The elevated ALT is an important characteristic of immune clearance [25], and inactive HBsAg carrying status can be obtained after immune clearance. Compared to the matched CHB patients, low proportion of ALT > 40 U/L and low ALT levels were found for the CHB patients with RA. This suggested that CHB patients with RA were more prone to obtain immune control for HBV after immune clearance.

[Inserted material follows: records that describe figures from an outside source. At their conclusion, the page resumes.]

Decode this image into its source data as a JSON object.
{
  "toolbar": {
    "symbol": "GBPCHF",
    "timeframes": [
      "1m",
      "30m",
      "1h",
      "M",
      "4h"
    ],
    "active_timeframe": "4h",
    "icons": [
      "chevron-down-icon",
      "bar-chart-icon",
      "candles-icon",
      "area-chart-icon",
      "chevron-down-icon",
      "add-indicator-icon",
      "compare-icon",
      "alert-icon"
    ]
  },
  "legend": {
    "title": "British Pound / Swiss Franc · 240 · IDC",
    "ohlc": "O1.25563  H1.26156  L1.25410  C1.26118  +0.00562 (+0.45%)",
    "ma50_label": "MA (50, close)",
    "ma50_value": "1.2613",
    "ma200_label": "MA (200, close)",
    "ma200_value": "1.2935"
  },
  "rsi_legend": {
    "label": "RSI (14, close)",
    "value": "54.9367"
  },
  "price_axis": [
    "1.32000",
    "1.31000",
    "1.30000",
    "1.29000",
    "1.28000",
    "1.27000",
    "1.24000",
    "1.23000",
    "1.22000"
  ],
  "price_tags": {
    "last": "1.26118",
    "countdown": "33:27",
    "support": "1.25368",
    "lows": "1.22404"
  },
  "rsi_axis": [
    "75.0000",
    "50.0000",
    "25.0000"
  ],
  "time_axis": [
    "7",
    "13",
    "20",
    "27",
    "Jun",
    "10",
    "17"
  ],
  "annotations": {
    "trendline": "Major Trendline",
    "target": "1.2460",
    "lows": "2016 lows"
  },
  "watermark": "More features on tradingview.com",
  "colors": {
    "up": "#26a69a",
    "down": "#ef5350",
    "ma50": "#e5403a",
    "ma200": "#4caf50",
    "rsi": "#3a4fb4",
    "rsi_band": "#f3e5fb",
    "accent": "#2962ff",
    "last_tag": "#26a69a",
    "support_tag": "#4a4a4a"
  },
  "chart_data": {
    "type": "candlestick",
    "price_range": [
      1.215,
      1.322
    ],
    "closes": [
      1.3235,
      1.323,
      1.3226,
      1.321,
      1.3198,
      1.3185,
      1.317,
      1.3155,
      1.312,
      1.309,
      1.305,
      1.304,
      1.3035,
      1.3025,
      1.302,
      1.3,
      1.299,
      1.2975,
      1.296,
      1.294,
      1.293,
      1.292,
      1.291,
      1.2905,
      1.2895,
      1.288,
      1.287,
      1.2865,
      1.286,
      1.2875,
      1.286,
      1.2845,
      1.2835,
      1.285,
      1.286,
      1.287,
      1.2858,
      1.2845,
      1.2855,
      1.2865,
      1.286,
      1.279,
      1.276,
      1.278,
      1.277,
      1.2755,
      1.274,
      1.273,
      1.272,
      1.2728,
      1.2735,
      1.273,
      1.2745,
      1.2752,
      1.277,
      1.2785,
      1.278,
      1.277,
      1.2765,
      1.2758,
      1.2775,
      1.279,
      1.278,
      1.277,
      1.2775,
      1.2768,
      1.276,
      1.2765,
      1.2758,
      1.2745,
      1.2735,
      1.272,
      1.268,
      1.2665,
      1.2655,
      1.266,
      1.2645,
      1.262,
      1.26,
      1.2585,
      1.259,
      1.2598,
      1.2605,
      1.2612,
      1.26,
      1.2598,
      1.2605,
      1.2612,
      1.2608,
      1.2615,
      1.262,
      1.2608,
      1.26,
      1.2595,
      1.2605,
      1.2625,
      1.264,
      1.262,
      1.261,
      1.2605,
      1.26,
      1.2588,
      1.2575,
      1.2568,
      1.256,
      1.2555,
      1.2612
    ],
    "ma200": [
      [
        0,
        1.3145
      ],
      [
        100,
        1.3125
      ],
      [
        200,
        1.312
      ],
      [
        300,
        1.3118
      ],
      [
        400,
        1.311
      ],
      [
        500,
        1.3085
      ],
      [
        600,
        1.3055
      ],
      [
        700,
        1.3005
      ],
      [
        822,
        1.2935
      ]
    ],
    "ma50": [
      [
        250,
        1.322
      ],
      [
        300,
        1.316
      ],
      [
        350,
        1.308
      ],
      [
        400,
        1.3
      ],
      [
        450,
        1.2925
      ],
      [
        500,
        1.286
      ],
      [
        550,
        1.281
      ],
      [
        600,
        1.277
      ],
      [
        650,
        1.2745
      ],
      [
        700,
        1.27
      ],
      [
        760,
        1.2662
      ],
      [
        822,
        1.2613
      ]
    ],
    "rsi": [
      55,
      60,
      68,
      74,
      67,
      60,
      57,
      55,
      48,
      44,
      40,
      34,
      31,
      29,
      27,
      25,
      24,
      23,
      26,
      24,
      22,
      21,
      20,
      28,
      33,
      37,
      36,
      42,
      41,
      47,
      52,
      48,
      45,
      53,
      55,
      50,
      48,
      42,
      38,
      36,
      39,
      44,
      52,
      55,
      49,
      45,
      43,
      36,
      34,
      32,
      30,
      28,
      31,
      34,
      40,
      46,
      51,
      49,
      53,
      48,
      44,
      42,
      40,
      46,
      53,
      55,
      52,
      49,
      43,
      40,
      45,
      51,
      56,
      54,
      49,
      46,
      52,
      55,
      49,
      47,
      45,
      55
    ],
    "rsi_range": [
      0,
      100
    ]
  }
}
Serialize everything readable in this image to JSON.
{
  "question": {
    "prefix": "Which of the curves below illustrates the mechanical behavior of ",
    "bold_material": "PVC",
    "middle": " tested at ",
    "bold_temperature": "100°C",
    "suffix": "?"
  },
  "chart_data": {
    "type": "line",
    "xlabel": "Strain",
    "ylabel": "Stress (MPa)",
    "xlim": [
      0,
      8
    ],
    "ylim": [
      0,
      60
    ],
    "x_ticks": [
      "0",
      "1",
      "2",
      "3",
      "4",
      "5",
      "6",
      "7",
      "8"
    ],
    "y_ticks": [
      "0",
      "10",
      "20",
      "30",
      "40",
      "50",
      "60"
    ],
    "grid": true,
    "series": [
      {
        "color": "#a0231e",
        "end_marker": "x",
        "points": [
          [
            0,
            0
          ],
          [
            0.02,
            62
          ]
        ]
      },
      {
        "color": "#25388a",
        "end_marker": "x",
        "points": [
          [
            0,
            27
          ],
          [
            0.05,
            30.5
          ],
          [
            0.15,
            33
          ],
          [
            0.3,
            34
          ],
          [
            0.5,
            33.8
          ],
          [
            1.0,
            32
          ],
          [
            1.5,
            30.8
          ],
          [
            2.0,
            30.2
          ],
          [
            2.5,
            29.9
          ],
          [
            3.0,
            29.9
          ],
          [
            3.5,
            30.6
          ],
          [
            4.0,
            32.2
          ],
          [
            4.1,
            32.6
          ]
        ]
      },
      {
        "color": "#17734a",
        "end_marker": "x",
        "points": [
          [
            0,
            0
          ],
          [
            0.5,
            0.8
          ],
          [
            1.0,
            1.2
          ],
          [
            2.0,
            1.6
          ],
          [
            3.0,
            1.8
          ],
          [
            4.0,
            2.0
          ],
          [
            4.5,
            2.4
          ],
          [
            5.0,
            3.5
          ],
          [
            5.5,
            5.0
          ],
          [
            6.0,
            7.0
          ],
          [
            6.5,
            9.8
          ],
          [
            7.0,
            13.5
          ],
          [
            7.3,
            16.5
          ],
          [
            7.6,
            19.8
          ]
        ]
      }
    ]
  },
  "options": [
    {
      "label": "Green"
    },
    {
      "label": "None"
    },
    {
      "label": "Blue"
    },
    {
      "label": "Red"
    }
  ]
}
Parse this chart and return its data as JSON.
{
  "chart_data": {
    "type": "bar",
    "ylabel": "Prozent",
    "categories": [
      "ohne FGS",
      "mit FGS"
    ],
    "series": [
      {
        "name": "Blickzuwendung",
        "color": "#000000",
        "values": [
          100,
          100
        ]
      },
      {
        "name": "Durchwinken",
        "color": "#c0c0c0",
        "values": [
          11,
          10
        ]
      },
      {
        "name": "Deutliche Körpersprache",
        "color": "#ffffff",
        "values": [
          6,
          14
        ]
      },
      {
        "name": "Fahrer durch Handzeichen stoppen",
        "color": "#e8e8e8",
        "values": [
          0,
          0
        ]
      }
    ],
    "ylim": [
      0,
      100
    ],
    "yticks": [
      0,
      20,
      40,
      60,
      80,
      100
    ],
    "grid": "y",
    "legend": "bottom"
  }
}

HBsAg positivity is a definite HBV infection marker. In the present work, low HBsAg(+) rate of 3.0% was found in RA patients, which was consistent with a previous study [9]. However, the prevalence of HBsAg-positive was lower than other studies [10, 11, 26], which may be associated with the different ages, regions of patients, sample sizes and methods of HBsAg testing. Our data indicated that RA patients exhibited a low HBsAg(+) rate according to the second Chinese National Hepatitis Seroepidemiological Survey [8] and the estimated prevalence of HBsAg in China [14, 15]. Hepatitis B core antigen (HBcAg) is an inner nucleocapsid component, and the production of anti-HBc is induced by a cellular and humoral immune response to HBcAg during natural HBV infection. Anti-HBc positivity mostly occurs in chronic HBV infection or resolved infection [16]. We found that the positivity rate of anti-HBc was 44.6% in the RA patients, higher than the rate in the Chinese general population from the China national data [8]. Consistent with the previous studies [10, 11], RA patients may have a higher risk of HBV infection than the general population, due to receiving disease modifying antirheumatic drugs and complicated immunity related to the disease itself [4, 5]. During the natural history of HBV, HBsAg seroclearance can emerge in 0.5–1.0% patients per year after immune clearance phase [27]. It was expected that a low positivity rate of HBsAg would indicate that HBsAg seroclearance was more common in RA patients. The susceptible ages were different for RA and CHB patients. Mother-to-infant transmission was the main route of HBV infection in China. HBV infects early in life, and confers a high risk of chronicity [28]. In contrast, RA occurs much more frequently in elderly women. Hence, RA was supposed to be later than HBV infection for most patients. We speculated that HBV infection status altered after suffering from RA. Among the 27 patients in this study, 62.9% had a HBV duration of more than 10 years, and 96.3% had aRA duration of less than 10 years. This indicates that the majority suffered from RA after HBV infection. After suffering from RA, HBV DNA declines, and HBeAg and even HBsAg lost.

Here, some limitations of the study were as follows: the numbers of patients were limited, and a prospective cohort study with large sample size is necessary to evaluate the difference in the natural history of chronic HBV infection between RA and general CHB patients.

In conclusion, HBV infection status was altered after suffering from RA. Compared to the matched CHB patients, variations were significant, including low positive proportions of HBeAg and HBV DNA, due to immune dysregulation of RA patients.